Yoichi Kibata is Professor at the Graduate School of Advanced Social and International Studies, the University of Tokyo, Japan. He is the author of Shihai no Daisho: Eiteikoku no Houkai to 'Teikokuishiki' [Price of Imperial Rule: Imperial Mentality and the Break-up of the British Empire] (1987) and Teikoku no Tasogare: Reisen ka no Igirisu to Ajia [The Twilight of the Empire: British Policy towards Japan and Malaya 1947-1955] (1996), and the editor of The History of Anglo-Japanese Relations, 1600-2000: the Political and Diplomatic Dimension, 2 vols. (2000). He is currently working on decolonization, Anglo-American relations and international relations in Asia in the 1950s and 1960s.
Gerold Krozewski is currently research fellow in the Department of History, Sheffield Hallam University, UK.
He is the author of Money and the End of Empire: British International Economic Policy and the Colonies, 1947-1958 (2001). His principal research interests relate to British, and more generally European relations with the non-Western world.Niels P. Petersson is Lecturer in Modern and Contemporary History at the Department of History and Sociology, University of Konstanz, Germany. His publications include Imperialismus und Modernisierung: Siam, China und die europäischen Mächte (2000), 'Ostasiens Jahrhundertwende. Unterwerfung und Erneuerung in west-ostlichen Sichtweisen', in Ute Frevert (ed.), Das Neue Jahrhundert. Europäische Zeitdiagnosen und Zukunftsentwürfe um 1900 (with Jürgen Osterhammel) (2000) and 'Konig Chulalongkorns Europareise 1897: Europäischer Imperialismus, symbolische Politik und monarchisch-bürokratische Modernisierung', Saeculum, 52-2 (2001). He is currently working on globalization, crime and international financial transactions.
Ian Phimister is Professor of International History at University of Sheffield, UK. He has published no less than 50 articles and chapters in books on African economic and social history.
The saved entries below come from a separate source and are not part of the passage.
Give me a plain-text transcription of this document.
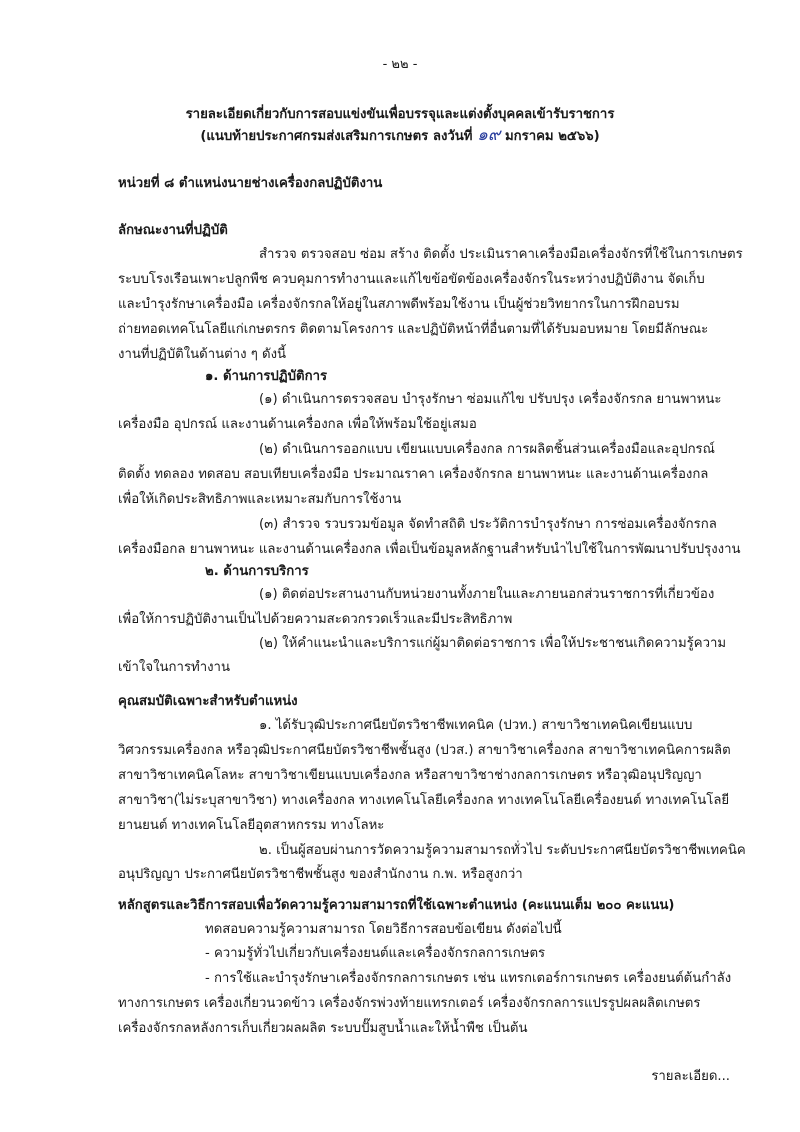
- ๒๒ -
รายละเอียดเกี่ยวกับการสอบแข่งขันเพื่อบรรจุและแต่งตั้งบุคคลเข้ารับราชการ
(แนบท้ายประกาศกรมส่งเสริมการเกษตร ลงวันที่ ๑๙ มกราคม ๒๕๖๖)
หน่วยที่ ๘ ตำแหน่งนายช่างเครื่องกลปฏิบัติงาน
ลักษณะงานที่ปฏิบัติ
สำรวจ ตรวจสอบ ซ่อม สร้าง ติดตั้ง ประเมินราคาเครื่องมือเครื่องจักรที่ใช้ในการเกษตร
ระบบโรงเรือนเพาะปลูกพืช ควบคุมการทำงานและแก้ไขข้อขัดข้องเครื่องจักรในระหว่างปฏิบัติงาน จัดเก็บ
และบำรุงรักษาเครื่องมือ เครื่องจักรกลให้อยู่ในสภาพดีพร้อมใช้งาน เป็นผู้ช่วยวิทยากรในการฝึกอบรม
ถ่ายทอดเทคโนโลยีแก่เกษตรกร ติดตามโครงการ และปฏิบัติหน้าที่อื่นตามที่ได้รับมอบหมาย โดยมีลักษณะ
งานที่ปฏิบัติในด้านต่าง ๆ ดังนี้
๑. ด้านการปฏิบัติการ
(๑) ดำเนินการตรวจสอบ บำรุงรักษา ซ่อมแก้ไข ปรับปรุง เครื่องจักรกล ยานพาหนะ
เครื่องมือ อุปกรณ์ และงานด้านเครื่องกล เพื่อให้พร้อมใช้อยู่เสมอ
(๒) ดำเนินการออกแบบ เขียนแบบเครื่องกล การผลิตชิ้นส่วนเครื่องมือและอุปกรณ์
ติดตั้ง ทดลอง ทดสอบ สอบเทียบเครื่องมือ ประมาณราคา เครื่องจักรกล ยานพาหนะ และงานด้านเครื่องกล
เพื่อให้เกิดประสิทธิภาพและเหมาะสมกับการใช้งาน
(๓) สำรวจ รวบรวมข้อมูล จัดทำสถิติ ประวัติการบำรุงรักษา การซ่อมเครื่องจักรกล
เครื่องมือกล ยานพาหนะ และงานด้านเครื่องกล เพื่อเป็นข้อมูลหลักฐานสำหรับนำไปใช้ในการพัฒนาปรับปรุงงาน
๒. ด้านการบริการ
(๑) ติดต่อประสานงานกับหน่วยงานทั้งภายในและภายนอกส่วนราชการที่เกี่ยวข้อง
เพื่อให้การปฏิบัติงานเป็นไปด้วยความสะดวกรวดเร็วและมีประสิทธิภาพ
(๒) ให้คำแนะนำและบริการแก่ผู้มาติดต่อราชการ เพื่อให้ประชาชนเกิดความรู้ความ
เข้าใจในการทำงาน
คุณสมบัติเฉพาะสำหรับตำแหน่ง
๑. ได้รับวุฒิประกาศนียบัตรวิชาชีพเทคนิค (ปวท.) สาขาวิชาเทคนิคเขียนแบบ
วิศวกรรมเครื่องกล หรือวุฒิประกาศนียบัตรวิชาชีพชั้นสูง (ปวส.) สาขาวิชาเครื่องกล สาขาวิชาเทคนิคการผลิต
สาขาวิชาเทคนิคโลหะ สาขาวิชาเขียนแบบเครื่องกล หรือสาขาวิชาช่างกลการเกษตร หรือวุฒิอนุปริญญา
สาขาวิชา(ไม่ระบุสาขาวิชา) ทางเครื่องกล ทางเทคโนโลยีเครื่องกล ทางเทคโนโลยีเครื่องยนต์ ทางเทคโนโลยี
ยานยนต์ ทางเทคโนโลยีอุตสาหกรรม ทางโลหะ
๒. เป็นผู้สอบผ่านการวัดความรู้ความสามารถทั่วไป ระดับประกาศนียบัตรวิชาชีพเทคนิค
อนุปริญญา ประกาศนียบัตรวิชาชีพชั้นสูง ของสำนักงาน ก.พ. หรือสูงกว่า
หลักสูตรและวิธีการสอบเพื่อวัดความรู้ความสามารถที่ใช้เฉพาะตำแหน่ง (คะแนนเต็ม ๒๐๐ คะแนน)
ทดสอบความรู้ความสามารถ โดยวิธีการสอบข้อเขียน ดังต่อไปนี้
- ความรู้ทั่วไปเกี่ยวกับเครื่องยนต์และเครื่องจักรกลการเกษตร
- การใช้และบำรุงรักษาเครื่องจักรกลการเกษตร เช่น แทรกเตอร์การเกษตร เครื่องยนต์ต้นกำลัง
ทางการเกษตร เครื่องเกี่ยวนวดข้าว เครื่องจักรพ่วงท้ายแทรกเตอร์ เครื่องจักรกลการแปรรูปผลผลิตเกษตร
เครื่องจักรกลหลังการเก็บเกี่ยวผลผลิต ระบบปั๊มสูบน้ำและให้น้ำพืช เป็นต้น
รายละเอียด...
He is the author of Zimbabwe: an Economic and Social History (1988) and Keep on Knocking: a History of the Labour Movement in Zimbabwe (1997) (with Brian Raftopoulos). He is currently engaged in research on British overseas investment.
Kaoru Sugihara is Professor at the Graduate School of Economics, Osaka University, Japan, where he specializes in modern Asian international economic history. He is the author of Ajia-kan Boeki no Keisei to Kozo [Patterns and Development of Intra-Asian Trade] (1996), The East Asian Path of Economic Development: a Long-term Perspective (2000) and 'Oceanic Trade and Global Development, 1500-1995', in Solvi Songer (ed.), Making Sense of Global History: the 19th International Congress of the Historical Sciences Oslo 2000 Commemorative Volume (2001). He is currently working on the rise of the Asia-Pacific economy 1945-2000, and its significance for global history.
Shunhong Zhang is Professor and Chairman of the Section of Modern History of Western Europe and North America, at the Institute of World History, Chinese Academy of Social Sciences, Beijing. He is the editor and author of Da Ying De Wajie [The Collapse of the British Empire] (1997) and Ying Mei Xin Zhiminzhuyi [Anglo-American Neocolonialism] (with Meng Qinglong and Bi Jiankang) (1999). He is currently doing research on the British colonial system in the twentieth century.